Alito’s texualist and originalist approach to constitutional interpretation presumes that there is one correct interpretation and that courts should play no role in considering the practical implications of their decisions.

But courts, including the Supreme Court, consider the practical and social impact of their decisions all the time. As constitutional scholar Melissa Murray has pointed out, in overruling the legal doctrine of “separate but equal,” the Court in Brown v. Board of Education considered a broad range of social science evidence regarding the effects of racial segregation on educational opportunity and on Black children’s psychological health. The draft opinion’s refusal to consider the practical effects of their decision on women underscores the conservative capture of the court and further deepens the loss of Justice Ruth Bader Ginsburg.

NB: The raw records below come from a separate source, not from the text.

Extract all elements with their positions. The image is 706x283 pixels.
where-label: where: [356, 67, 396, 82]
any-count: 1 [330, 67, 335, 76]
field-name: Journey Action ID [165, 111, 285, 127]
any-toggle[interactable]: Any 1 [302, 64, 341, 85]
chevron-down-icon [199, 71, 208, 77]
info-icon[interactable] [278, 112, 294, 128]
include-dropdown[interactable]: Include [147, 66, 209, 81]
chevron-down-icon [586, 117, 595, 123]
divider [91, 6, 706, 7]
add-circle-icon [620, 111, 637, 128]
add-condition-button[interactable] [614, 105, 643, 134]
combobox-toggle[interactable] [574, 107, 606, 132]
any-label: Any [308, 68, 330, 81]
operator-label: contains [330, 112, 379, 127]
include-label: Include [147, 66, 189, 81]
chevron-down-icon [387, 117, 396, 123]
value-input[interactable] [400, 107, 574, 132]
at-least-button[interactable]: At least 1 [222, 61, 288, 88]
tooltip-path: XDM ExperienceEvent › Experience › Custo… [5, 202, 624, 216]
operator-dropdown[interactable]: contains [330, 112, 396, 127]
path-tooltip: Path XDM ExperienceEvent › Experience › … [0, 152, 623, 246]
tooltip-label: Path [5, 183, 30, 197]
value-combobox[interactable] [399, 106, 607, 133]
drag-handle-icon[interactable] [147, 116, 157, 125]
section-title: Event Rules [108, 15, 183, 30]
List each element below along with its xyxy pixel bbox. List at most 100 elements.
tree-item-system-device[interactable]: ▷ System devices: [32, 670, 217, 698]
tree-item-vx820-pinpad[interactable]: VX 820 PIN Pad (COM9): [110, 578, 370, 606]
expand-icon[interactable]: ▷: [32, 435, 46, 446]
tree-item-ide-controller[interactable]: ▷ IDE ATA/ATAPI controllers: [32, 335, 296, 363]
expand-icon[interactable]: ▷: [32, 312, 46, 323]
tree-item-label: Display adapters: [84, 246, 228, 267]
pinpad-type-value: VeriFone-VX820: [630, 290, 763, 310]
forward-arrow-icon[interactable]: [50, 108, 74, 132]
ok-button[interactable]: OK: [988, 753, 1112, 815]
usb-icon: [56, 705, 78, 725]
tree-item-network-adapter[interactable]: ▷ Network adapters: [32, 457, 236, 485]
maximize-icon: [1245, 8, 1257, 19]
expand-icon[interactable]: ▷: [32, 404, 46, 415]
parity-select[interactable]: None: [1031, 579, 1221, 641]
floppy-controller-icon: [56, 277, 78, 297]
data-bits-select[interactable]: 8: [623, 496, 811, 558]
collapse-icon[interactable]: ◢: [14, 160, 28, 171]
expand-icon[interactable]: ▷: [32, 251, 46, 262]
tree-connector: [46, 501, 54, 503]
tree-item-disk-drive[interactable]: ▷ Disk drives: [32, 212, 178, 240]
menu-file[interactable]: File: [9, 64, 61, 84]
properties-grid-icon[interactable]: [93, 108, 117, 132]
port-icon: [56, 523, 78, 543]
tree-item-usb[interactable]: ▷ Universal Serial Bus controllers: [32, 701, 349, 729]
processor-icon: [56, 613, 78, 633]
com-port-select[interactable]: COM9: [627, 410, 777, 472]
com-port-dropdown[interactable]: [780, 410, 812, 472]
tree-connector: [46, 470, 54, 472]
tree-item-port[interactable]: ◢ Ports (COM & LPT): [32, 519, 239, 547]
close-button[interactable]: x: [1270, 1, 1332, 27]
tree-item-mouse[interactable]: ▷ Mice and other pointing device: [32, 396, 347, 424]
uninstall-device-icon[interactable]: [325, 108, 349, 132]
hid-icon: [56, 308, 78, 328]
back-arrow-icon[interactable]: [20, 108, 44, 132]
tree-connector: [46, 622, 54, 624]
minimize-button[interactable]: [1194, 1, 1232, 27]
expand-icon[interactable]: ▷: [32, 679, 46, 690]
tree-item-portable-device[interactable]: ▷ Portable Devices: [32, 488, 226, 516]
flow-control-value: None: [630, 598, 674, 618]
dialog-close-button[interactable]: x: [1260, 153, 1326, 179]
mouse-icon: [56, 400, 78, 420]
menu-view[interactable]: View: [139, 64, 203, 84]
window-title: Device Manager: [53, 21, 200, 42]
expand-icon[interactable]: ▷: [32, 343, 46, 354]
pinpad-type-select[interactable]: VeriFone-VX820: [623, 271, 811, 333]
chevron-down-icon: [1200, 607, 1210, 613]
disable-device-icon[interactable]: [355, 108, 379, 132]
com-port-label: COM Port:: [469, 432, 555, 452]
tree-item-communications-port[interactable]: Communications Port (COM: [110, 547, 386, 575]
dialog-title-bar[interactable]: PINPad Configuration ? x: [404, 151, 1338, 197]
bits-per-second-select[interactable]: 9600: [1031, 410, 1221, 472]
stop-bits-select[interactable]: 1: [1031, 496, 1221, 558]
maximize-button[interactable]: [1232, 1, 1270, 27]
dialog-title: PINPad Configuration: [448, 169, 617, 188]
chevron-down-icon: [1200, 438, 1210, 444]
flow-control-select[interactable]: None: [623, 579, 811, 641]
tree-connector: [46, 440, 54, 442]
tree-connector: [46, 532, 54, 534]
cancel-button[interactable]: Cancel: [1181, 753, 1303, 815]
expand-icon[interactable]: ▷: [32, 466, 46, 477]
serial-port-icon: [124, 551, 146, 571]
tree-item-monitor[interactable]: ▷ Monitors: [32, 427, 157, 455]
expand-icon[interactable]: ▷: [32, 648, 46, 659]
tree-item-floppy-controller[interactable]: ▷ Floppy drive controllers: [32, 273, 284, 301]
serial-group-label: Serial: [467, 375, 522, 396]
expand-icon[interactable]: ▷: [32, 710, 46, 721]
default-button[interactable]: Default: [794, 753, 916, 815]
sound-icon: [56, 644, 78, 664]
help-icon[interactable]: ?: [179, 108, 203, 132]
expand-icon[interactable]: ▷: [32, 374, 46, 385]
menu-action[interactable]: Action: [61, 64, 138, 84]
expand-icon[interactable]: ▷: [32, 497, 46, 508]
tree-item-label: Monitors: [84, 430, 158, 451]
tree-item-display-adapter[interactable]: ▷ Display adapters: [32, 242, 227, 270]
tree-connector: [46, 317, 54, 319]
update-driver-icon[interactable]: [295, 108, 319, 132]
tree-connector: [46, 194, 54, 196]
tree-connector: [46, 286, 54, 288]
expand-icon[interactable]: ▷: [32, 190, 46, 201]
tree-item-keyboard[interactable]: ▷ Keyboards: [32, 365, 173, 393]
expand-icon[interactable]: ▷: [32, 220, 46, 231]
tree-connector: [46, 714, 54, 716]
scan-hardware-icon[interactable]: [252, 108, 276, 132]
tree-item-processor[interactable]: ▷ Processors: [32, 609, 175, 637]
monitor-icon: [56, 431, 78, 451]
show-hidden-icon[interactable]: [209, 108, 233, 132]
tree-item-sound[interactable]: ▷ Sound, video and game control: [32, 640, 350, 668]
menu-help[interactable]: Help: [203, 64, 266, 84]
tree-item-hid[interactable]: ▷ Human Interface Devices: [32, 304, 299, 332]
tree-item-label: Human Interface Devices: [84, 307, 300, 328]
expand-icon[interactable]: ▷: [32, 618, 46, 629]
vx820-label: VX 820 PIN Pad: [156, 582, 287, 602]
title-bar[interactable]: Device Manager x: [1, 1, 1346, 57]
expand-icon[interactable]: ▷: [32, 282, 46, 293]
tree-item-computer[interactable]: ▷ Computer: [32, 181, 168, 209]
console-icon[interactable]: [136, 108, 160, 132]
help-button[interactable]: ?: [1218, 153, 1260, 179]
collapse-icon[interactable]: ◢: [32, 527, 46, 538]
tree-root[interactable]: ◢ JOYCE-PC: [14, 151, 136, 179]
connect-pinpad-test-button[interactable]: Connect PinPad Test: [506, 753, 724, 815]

Ginsburg, mostly in dissent, consistently reminded the court’s majority of the realities of women’s daily lives and health, often citing medical and public health evidence. To Ginsburg, abstraction and exclusion of women’s lives in the name of neutrality has long been used to obscure injustice. She saw that the Court’s chipping away at Roe by sanctioning state restrictions on abortion was most harmful to low-income women.

In a 2019 interview with the BBC, she warned that women and their allies should care about abortion rights the way they did in 1973, lest those rights be completely eroded. With the leak of Alito’s draft opinion and the likelihood that the Court will overturn Roe and Casey in June, it is well past time for the majority of Americans who support legalized abortion to take her admonition seriously.